Rating agency reform adopted by the Securities and Exchange Commission to prevent conflicts of interest and improve accountability fail to address a significant issue: issuers shopping around for the most favorable ratings.
The SEC is requiring rating agencies to erect strict boundaries between sales staff and employees handing out ratings to the securities, as part of an effort to prevent firms from luring clients with the prospect of favorable ratings. But that does not prevent issuers from pitting agencies against each other.
“Rating shopping is alive and well; (it’s) most obvious in CMBS,” Calvin Wong, chief credit officer at Morningstar, said at the general session of ABS East conference Tuesday morning.
Wong said that there was some expectation that the SEC would consider creating a board that assigns rating agencies to provide initial ratings on deals, as is required by Senator Franken's Restore Integrity to Credit Rating Amendment.
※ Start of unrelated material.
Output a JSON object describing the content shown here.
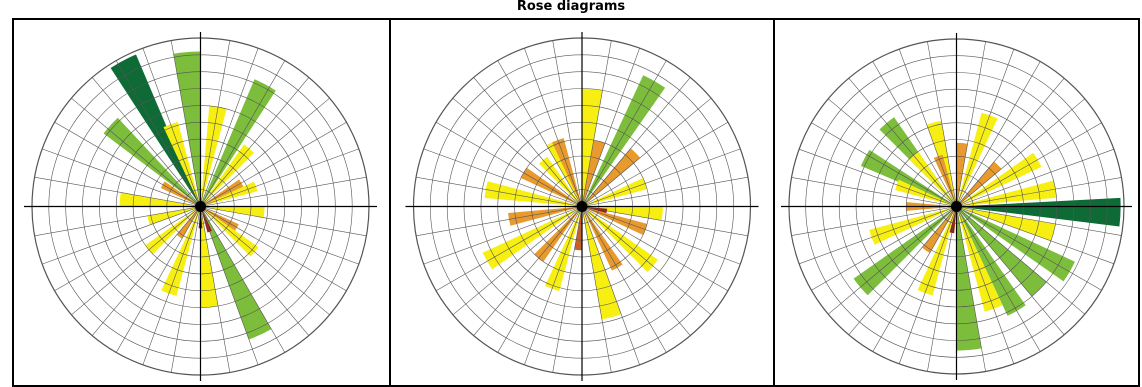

Wong said that the process of pitching to rate securitizations can be time consuming and doesn’t always pay off for ratings agency. He said that issuers typically invite all of the agencies to perform analysis on a deal, and based on results will pick two or three to rate the deal. The work of the agencies not picked, never sees the light of day. “Availability of the information is actually suppressed by this process because investors don’t have access to this very important information.”
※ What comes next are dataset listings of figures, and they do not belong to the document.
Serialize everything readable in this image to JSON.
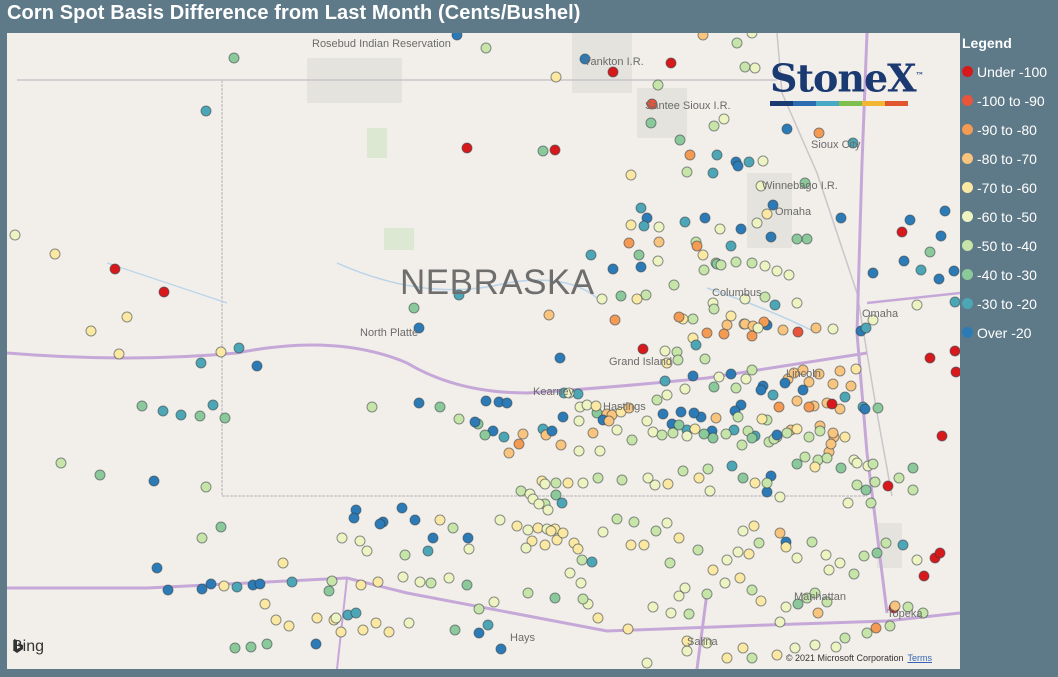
{
  "title": "Corn Spot Basis Difference from Last Month (Cents/Bushel)",
  "legend": {
    "title": "Legend",
    "items": [
      {
        "label": "Under -100",
        "color": "#d7191c"
      },
      {
        "label": "-100 to -90",
        "color": "#e8553a"
      },
      {
        "label": "-90 to -80",
        "color": "#f59a53"
      },
      {
        "label": "-80 to -70",
        "color": "#f9c47d"
      },
      {
        "label": "-70 to -60",
        "color": "#fbe9a3"
      },
      {
        "label": "-60 to -50",
        "color": "#eef3c2"
      },
      {
        "label": "-50 to -40",
        "color": "#c7e5a8"
      },
      {
        "label": "-40 to -30",
        "color": "#8cc99a"
      },
      {
        "label": "-30 to -20",
        "color": "#4da6b5"
      },
      {
        "label": "Over -20",
        "color": "#2c7bb6"
      }
    ]
  },
  "map": {
    "state_label": "NEBRASKA",
    "places": [
      "Rosebud Indian Reservation",
      "Yankton I.R.",
      "Santee Sioux I.R.",
      "Sioux City",
      "Winnebago I.R.",
      "Omaha",
      "Columbus",
      "North Platte",
      "Grand Island",
      "Kearney",
      "Hastings",
      "Lincoln",
      "Omaha",
      "Manhattan",
      "Topeka",
      "Hays",
      "Salina"
    ],
    "attribution": "© 2021 Microsoft Corporation",
    "terms": "Terms",
    "bing": "Bing"
  },
  "logo": {
    "text": "StoneX",
    "tm": "™",
    "bar_colors": [
      "#1c3a72",
      "#2b6cb0",
      "#48a9c5",
      "#7fbf4d",
      "#f2b632",
      "#e0542e"
    ]
  }
}
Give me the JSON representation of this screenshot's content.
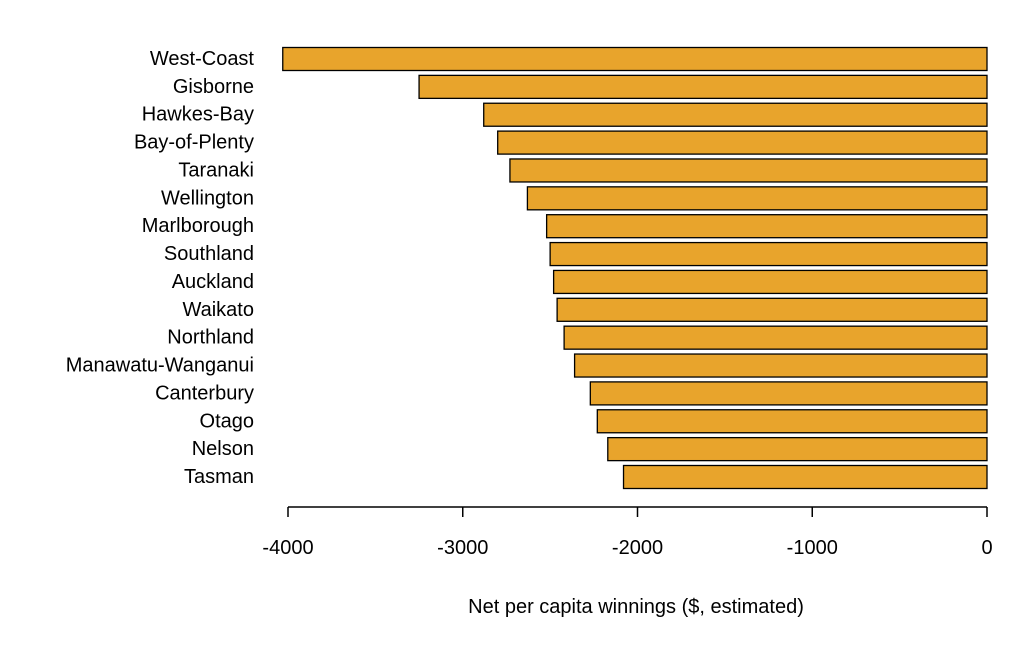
{
  "chart_data": {
    "type": "bar",
    "orientation": "horizontal",
    "categories": [
      "West-Coast",
      "Gisborne",
      "Hawkes-Bay",
      "Bay-of-Plenty",
      "Taranaki",
      "Wellington",
      "Marlborough",
      "Southland",
      "Auckland",
      "Waikato",
      "Northland",
      "Manawatu-Wanganui",
      "Canterbury",
      "Otago",
      "Nelson",
      "Tasman"
    ],
    "values": [
      -4030,
      -3250,
      -2880,
      -2800,
      -2730,
      -2630,
      -2520,
      -2500,
      -2480,
      -2460,
      -2420,
      -2360,
      -2270,
      -2230,
      -2170,
      -2080
    ],
    "title": "",
    "xlabel": "Net per capita winnings ($, estimated)",
    "ylabel": "",
    "xlim": [
      -4000,
      0
    ],
    "xticks": [
      -4000,
      -3000,
      -2000,
      -1000,
      0
    ],
    "xtick_labels": [
      "-4000",
      "-3000",
      "-2000",
      "-1000",
      "0"
    ],
    "grid": false,
    "legend": "none",
    "colors": {
      "bar_fill": "#E8A42C",
      "bar_stroke": "#000000",
      "axis": "#000000",
      "text": "#000000"
    }
  }
}
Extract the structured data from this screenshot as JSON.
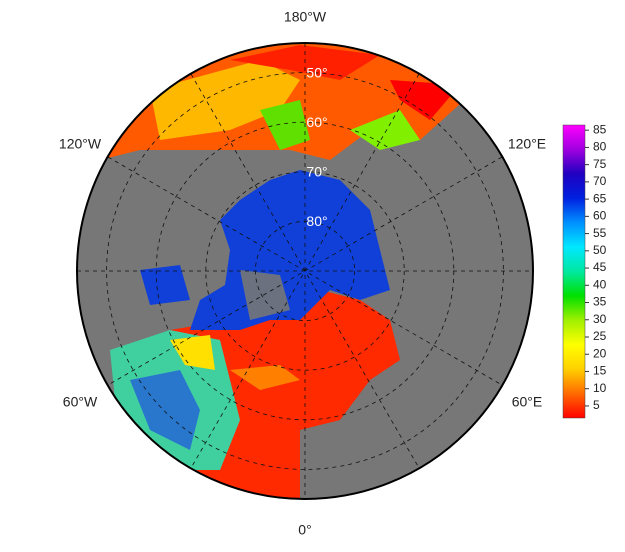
{
  "map": {
    "lon_labels": [
      "180°W",
      "120°E",
      "60°E",
      "0°",
      "60°W",
      "120°W"
    ],
    "lat_circles": [
      {
        "value": 50,
        "label": "50°"
      },
      {
        "value": 60,
        "label": "60°"
      },
      {
        "value": 70,
        "label": "70°"
      },
      {
        "value": 80,
        "label": "80°"
      }
    ],
    "colorbar": {
      "lim": [
        1.5,
        86.5
      ],
      "ticks": [
        5,
        10,
        15,
        20,
        25,
        30,
        35,
        40,
        45,
        50,
        55,
        60,
        65,
        70,
        75,
        80,
        85
      ],
      "colors": [
        "#ff0000",
        "#ff6a00",
        "#ffd000",
        "#ffff00",
        "#a0f000",
        "#00e000",
        "#00e8a0",
        "#00e8ff",
        "#0090ff",
        "#0020e0",
        "#2000c0",
        "#a000e0",
        "#ff00ff"
      ]
    }
  }
}
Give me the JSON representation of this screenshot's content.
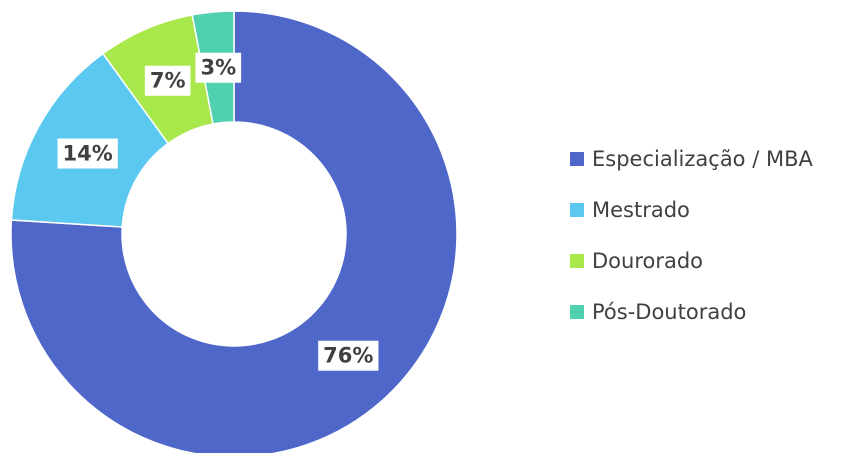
{
  "chart_data": {
    "type": "donut",
    "categories": [
      "Especialização / MBA",
      "Mestrado",
      "Dourorado",
      "Pós-Doutorado"
    ],
    "values": [
      76,
      14,
      7,
      3
    ],
    "value_labels": [
      "76%",
      "14%",
      "7%",
      "3%"
    ],
    "colors": [
      "#4f67c8",
      "#5bc8f0",
      "#a9e84a",
      "#4fd1b0"
    ],
    "legend": "right"
  }
}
Wong said that Morningstar ends up rating about three of every 10 deals it is asked to participate in.
The upside is that the ongoing ratings shopping has not led to a race to the bottom by the rating agencies; they are sticking to their methodologies. “There has been some concern in CMBS, regarding the weaker underwriting, but credit enhancement is higher too; for the most part rating agencies are holding their ground,” he said.
Wong said that he would like regulators to include the rating shopping process as part of the information that is disclosed to investors, so that even if a rating agency isn’t ultimately chosen to rate the deal, the work that they’ve done would add another level of disclosure to buyside parties.